Abrió los ojos y se asustó. Por unos días sintió que había encontrado el paraíso. Cada mañana venia un ángel a alimentarlo, volvía en la tarde y otra vez en la noche, hasta su enemigo estaba contento. Tan contento estaba, que trasformó el delgado cuerpo en un hermoso cuerpo. Ni el frío se sentía, ni los desentendidos pasaban. Más bien, él se alejaba de quienes, por años, lo habían acompañado. Un día, recostado sobre una cómoda cama, hacia él vino un hombre de traje azul. Llevaba una Biblia en la mano. Juan se sintió contento, pues por fin podría entender de qué se trataba la Biblia. Se rió mucho al saber que a dios no lo encontraría en el mundo en que él transitaba, si no en el mundo de los cielos. Pues él lo había estado buscando en vano por toda la ciudad.
Cada mañana y también cada noche resultaba distinta a aquellas horrorosas mañanas y noches.
Un día, otro hombre vino hacia él, con un guardapolvo blanco. Llevaba una carpeta en sus manos. Sonriente y amable, se dirigió a hacia Juan. Juan pensó que era otro guía en el camino de dios. Pero éste le dio el alta.
Angustiado y depresivo estaba, miraba a los cielos y gritaba,
-¡Dios mío, devuélveme hacia ese paraíso que a mí me encantaba!

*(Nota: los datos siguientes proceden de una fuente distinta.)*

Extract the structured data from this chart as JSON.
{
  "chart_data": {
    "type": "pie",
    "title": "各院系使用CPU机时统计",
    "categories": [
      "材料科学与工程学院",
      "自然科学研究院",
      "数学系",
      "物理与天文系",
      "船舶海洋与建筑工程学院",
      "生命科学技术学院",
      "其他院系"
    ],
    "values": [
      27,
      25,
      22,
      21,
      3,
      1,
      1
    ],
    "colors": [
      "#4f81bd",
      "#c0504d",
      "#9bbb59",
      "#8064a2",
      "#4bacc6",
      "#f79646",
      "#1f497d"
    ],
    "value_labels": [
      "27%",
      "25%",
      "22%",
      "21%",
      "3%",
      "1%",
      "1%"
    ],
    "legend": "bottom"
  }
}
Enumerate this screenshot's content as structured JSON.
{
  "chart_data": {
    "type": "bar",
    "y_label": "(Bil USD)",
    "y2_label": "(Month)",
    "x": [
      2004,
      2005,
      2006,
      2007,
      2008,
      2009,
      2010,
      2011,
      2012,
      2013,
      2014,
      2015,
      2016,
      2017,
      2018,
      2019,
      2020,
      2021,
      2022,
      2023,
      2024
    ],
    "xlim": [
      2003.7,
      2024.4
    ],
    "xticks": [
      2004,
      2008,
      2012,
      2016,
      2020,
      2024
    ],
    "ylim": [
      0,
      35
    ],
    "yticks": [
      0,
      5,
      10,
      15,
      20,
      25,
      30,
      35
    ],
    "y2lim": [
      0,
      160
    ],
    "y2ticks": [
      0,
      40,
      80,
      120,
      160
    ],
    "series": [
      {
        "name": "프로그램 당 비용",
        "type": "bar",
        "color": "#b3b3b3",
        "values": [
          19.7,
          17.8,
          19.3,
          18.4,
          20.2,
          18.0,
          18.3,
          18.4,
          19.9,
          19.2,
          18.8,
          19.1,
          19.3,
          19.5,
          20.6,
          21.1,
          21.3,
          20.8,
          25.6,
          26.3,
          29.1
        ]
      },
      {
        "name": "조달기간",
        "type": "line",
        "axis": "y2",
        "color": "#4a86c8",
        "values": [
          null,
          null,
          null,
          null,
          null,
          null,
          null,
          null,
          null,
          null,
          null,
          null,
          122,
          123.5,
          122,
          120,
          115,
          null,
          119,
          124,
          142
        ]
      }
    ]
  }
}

Y el dios de los cielos no respondía. Ni siquiera se quejaba su amigo, el que un día lo había amenazado. Los días eran desesperantes, su rostro volvía a mostrarle que todo fue en vano. Su cuerpo volvía a mostrarle que no había paraíso ni dios que garantizara la felicidad a cada año. Y, otra vez, ese maldito estómago echándole en la cara lo estúpido que era ¡Cómo has podido perder ese paraíso, en qué has pecado para que tu dios te eche!

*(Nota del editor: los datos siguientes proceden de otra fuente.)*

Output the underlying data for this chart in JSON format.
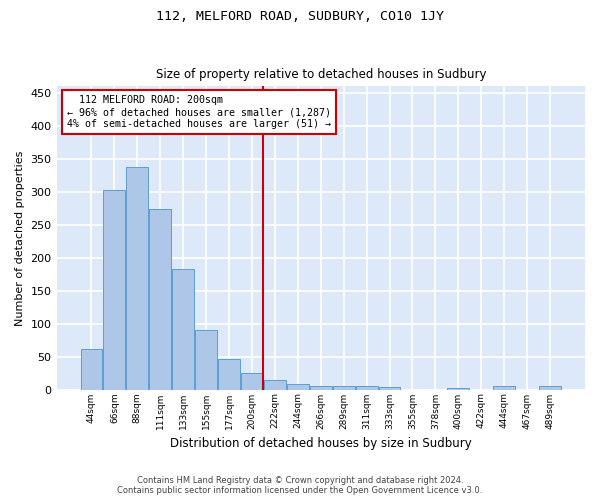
{
  "title": "112, MELFORD ROAD, SUDBURY, CO10 1JY",
  "subtitle": "Size of property relative to detached houses in Sudbury",
  "xlabel": "Distribution of detached houses by size in Sudbury",
  "ylabel": "Number of detached properties",
  "annotation_line1": "  112 MELFORD ROAD: 200sqm  ",
  "annotation_line2": "← 96% of detached houses are smaller (1,287)",
  "annotation_line3": "4% of semi-detached houses are larger (51) →",
  "footer_line1": "Contains HM Land Registry data © Crown copyright and database right 2024.",
  "footer_line2": "Contains public sector information licensed under the Open Government Licence v3.0.",
  "bar_labels": [
    "44sqm",
    "66sqm",
    "88sqm",
    "111sqm",
    "133sqm",
    "155sqm",
    "177sqm",
    "200sqm",
    "222sqm",
    "244sqm",
    "266sqm",
    "289sqm",
    "311sqm",
    "333sqm",
    "355sqm",
    "378sqm",
    "400sqm",
    "422sqm",
    "444sqm",
    "467sqm",
    "489sqm"
  ],
  "bar_values": [
    62,
    303,
    337,
    274,
    183,
    90,
    46,
    25,
    15,
    8,
    5,
    5,
    5,
    4,
    0,
    0,
    3,
    0,
    5,
    0,
    5
  ],
  "bar_color": "#aec6e8",
  "bar_edge_color": "#5a9fd4",
  "vline_color": "#cc0000",
  "annotation_box_color": "#cc0000",
  "background_color": "#dde8f8",
  "grid_color": "#ffffff",
  "ylim": [
    0,
    460
  ],
  "yticks": [
    0,
    50,
    100,
    150,
    200,
    250,
    300,
    350,
    400,
    450
  ]
}
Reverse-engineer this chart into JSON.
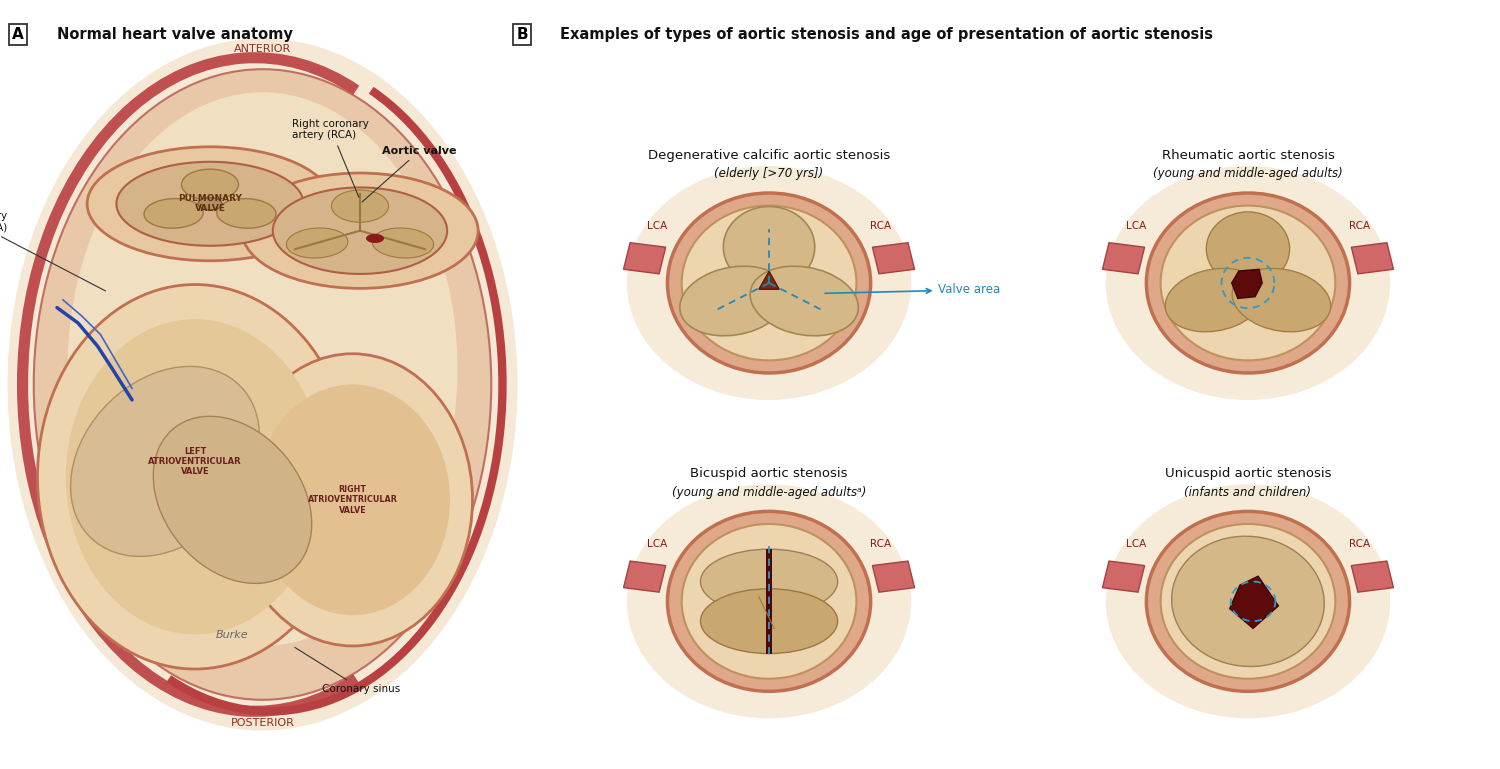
{
  "fig_width": 15.0,
  "fig_height": 7.69,
  "dpi": 100,
  "bg_color": "#ffffff",
  "panel_a_label": "A",
  "panel_b_label": "B",
  "panel_a_title": "Normal heart valve anatomy",
  "panel_b_title": "Examples of types of aortic stenosis and age of presentation of aortic stenosis",
  "border_color": "#333333",
  "text_color": "#222222",
  "valve_line_color": "#2288BB",
  "blue_dot_color": "#3399CC",
  "anterior_text": "ANTERIOR",
  "posterior_text": "POSTERIOR",
  "lca_text": "Left coronary\nartery (LCA)",
  "rca_text": "Right coronary\nartery (RCA)",
  "aortic_valve_text": "Aortic valve",
  "coronary_sinus_text": "Coronary sinus",
  "valve_area_text": "Valve area",
  "deg_title": "Degenerative calcific aortic stenosis",
  "deg_subtitle": "(elderly [>70 yrs])",
  "rheum_title": "Rheumatic aortic stenosis",
  "rheum_subtitle": "(young and middle-aged adults)",
  "bicuspid_title": "Bicuspid aortic stenosis",
  "bicuspid_subtitle": "(young and middle-aged adultsᵃ)",
  "unicuspid_title": "Unicuspid aortic stenosis",
  "unicuspid_subtitle": "(infants and children)"
}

Juan, aturdido por sus amenazas, buscó callarlo con una caja de vino. Fue la noche más fría, ni el vino pudo abrigarlo. Ojalá ese maldito estómago lo volviera a desmayar, así podría volver a aquel paraíso de comida a horarios, de paredes calientes, de gente amable.
Entonces, dejó de embriagarlo al maldito estómago. Le explicó la forma de volver al paraíso. En sus ojos brillaba una lágrima de felicidad, el frío congelaba la idea de su “mundo feliz”. El corazón se paró, mientras los intestinos se enredaban. La noche fue tan silenciosa que ni un murmullo se escuchaba,
¡Alguien lo había traicionado! ¡Alguien lo mandó al paraíso del olvido! ¡Alguien se hizo el desentendido!